Con todos estos datos, descubrimos que estadísticamente una nave no humana que surcara nuestro espacio aéreo podría estrellarse o dejar caer parte de sus restos… ¡una vez cada 500 años! Si tomamos en cuenta el desarrollo histórico conocido de nuestra civilización, estamos hablando de apenas una docena de oportunidades desde la época de las primeras ciudades… Y eso suponiendo que el objeto volador no identificado, el "carro de fuego" como le llamaban nuestros antepasados, se estrellara en algún lugar habitado: recordemos que tres cuartas partes de de la Tierra son en realidad agua. Y que aún sobre la tierra existen inmensos parajes todavía hoy no hollados físicamente por el pie humano, por muchas fotografías vía satélite que tengamos de ellos: desde gran parte de la tundra siberiana hasta innumerables puntos de los desiertos africanos o americanos, pasando por las selvas asiáticas…

En consecuencia, aunque naves extraterrestres lleven milenios volando sobre nuestras cabezas no podemos exigir disponer de ese tipo de restos. La mejor evidencia que podríamos esperar es la aportada por los testigos oculares… ¡Justo la evidencia que tenemos, y además en abundancia! Y no sólo de paletos analfabetos, sino de pilotos, médicos, militares, abogados y muchas otras profesiones “respetables” y con la “credibilidad” que nos negamos a conceder a los hombres del campo, por lo general más sencillos pero también honrados.

Y respondiendo al segundo argumento escéptico, el de las fotografías, se puede desmontar con igual facilidad.
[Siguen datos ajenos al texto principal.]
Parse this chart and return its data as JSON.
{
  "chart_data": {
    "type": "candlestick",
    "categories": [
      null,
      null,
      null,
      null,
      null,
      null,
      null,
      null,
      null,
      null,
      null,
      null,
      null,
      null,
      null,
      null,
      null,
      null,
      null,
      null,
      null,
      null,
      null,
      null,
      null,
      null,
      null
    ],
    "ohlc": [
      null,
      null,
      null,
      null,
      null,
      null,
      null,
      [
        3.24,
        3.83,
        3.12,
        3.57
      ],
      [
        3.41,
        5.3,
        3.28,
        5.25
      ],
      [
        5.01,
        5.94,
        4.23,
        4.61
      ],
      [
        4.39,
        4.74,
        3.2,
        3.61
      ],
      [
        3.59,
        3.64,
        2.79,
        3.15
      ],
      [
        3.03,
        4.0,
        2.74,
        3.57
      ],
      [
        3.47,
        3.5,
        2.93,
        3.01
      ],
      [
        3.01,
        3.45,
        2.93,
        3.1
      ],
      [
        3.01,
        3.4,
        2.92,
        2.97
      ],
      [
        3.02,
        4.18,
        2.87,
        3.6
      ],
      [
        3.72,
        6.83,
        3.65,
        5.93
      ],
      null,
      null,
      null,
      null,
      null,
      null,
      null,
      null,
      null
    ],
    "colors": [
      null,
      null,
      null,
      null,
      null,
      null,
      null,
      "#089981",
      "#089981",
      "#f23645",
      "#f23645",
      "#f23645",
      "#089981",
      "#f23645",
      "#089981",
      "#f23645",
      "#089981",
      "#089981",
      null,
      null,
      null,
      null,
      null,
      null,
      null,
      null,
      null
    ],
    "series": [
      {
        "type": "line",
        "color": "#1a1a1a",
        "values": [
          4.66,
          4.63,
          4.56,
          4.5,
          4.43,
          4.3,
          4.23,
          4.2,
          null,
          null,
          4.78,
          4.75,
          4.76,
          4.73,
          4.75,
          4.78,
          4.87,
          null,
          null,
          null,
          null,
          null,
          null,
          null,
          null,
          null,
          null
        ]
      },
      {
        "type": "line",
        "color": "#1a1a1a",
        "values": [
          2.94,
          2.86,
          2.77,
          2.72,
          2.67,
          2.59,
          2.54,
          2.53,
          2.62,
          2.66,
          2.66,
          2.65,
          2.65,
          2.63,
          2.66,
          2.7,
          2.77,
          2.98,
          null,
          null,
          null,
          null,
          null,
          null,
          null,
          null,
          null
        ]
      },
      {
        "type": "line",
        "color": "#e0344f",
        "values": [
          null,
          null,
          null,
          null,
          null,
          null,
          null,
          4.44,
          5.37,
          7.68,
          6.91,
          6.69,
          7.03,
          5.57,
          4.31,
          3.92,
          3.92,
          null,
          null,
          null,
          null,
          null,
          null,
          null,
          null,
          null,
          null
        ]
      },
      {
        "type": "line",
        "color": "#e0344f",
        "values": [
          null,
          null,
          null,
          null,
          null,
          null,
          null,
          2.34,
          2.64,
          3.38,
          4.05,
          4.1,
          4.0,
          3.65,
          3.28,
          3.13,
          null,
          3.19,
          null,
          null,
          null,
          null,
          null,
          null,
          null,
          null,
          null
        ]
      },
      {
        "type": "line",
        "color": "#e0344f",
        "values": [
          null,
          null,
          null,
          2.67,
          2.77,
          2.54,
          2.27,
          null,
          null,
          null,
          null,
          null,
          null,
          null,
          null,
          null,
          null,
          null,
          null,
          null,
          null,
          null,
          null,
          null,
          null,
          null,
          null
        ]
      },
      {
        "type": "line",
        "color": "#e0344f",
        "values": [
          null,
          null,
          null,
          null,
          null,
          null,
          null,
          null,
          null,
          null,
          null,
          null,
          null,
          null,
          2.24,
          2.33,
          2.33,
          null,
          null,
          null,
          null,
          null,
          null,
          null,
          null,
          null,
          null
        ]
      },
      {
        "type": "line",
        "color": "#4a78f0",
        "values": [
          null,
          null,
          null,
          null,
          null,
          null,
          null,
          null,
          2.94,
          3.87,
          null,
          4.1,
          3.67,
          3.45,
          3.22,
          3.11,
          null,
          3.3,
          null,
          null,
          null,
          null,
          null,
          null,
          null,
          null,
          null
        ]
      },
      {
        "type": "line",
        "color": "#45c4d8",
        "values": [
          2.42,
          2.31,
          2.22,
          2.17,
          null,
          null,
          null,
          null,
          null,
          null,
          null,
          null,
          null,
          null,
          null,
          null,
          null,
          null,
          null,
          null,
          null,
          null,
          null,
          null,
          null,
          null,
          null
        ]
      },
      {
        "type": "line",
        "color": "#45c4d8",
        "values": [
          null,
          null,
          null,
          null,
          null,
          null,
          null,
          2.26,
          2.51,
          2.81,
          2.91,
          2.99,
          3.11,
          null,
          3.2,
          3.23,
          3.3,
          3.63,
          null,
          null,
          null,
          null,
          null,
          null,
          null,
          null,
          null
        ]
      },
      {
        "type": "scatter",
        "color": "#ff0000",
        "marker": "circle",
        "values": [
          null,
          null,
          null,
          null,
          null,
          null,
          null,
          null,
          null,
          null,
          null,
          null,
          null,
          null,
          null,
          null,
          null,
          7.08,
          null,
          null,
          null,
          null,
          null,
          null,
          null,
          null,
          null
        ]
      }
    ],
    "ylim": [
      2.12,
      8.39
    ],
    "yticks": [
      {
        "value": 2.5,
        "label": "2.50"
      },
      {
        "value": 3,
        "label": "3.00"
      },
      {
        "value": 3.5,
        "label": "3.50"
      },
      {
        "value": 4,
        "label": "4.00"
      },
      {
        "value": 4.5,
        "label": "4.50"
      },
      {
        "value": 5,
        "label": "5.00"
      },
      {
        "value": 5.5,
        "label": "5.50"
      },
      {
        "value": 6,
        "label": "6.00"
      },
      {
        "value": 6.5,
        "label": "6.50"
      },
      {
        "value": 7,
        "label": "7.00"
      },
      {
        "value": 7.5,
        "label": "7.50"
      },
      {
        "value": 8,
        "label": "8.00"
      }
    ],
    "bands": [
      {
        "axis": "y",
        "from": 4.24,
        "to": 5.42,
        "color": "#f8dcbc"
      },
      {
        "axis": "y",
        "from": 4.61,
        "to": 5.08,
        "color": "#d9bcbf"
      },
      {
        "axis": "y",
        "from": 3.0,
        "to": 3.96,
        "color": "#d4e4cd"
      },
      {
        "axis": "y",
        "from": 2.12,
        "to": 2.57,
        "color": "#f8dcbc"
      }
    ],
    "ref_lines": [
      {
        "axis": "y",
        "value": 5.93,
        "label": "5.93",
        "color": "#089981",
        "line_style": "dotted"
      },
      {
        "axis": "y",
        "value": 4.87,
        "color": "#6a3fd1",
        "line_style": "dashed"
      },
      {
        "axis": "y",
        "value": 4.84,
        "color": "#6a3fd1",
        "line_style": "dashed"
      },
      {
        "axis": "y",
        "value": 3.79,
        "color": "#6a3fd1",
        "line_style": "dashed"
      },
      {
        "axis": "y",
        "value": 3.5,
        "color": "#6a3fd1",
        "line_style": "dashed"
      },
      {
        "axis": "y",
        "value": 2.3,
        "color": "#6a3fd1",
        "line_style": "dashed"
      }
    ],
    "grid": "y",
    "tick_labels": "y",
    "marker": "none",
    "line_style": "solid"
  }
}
Dicen: deberíamos tener ya no una foto sino un auténtico book de imágenes de gran calidad en lugar de, en el mejor de los casos, unas fotos borrosas y lejanas que podrían representar cualquier cosa. Sin embargo, entre el 90 y el 95 por ciento de los avistamientos de objetos voladores no identificados prueban ser naves humanas o fenómenos naturales. En torno al 2 por ciento son falsificaciones. Sólo el resto son casos susceptibles de interesarnos. Estamos hablando de un exiguo porcentaje de entre 3 y 8 de cada 100 casos reportados. La mayoría de ellos son además avistamientos nocturnos y en general se producen no en lugares turísticos donde hay miles de personas con sus cámaras de última generación preparadas y apuntando, dispuestas para tomar LA foto sino en cualquier otro lugar donde, según las estadísticas, como mucho una de cada diez mil personas lleva encima una cámara fotográfica (y recordemos que aunque la cámara de fotos sea un objeto de lo más normal para nosotros hoy día –aunque sólo en los últimos decenios se ha popularizado su uso-, no lo es en la mayor parte del mundo donde la pobreza impide disponer de ellas).

Teniendo en cuenta que la inmensa mayoría de los avistamientos dura unos segundos y que además el impacto de ver un objeto tan extraño ante nosotros puede limitar seriamente nuestra capacidad de reacción, no es extraño que no dé tiempo a tomar fotografías artísticas precisamente… Es cierto que en los últimos años las cámaras portátiles se han multiplicado, integradas en los teléfonos móviles (y en consecuencia, también se han multiplicado las fotos), pero la capacidad de reacción ante lo asombroso sigue siendo la misma.

Sí, claro que están allí arriba, paseándose por sus dominios. Vigilando su propiedad.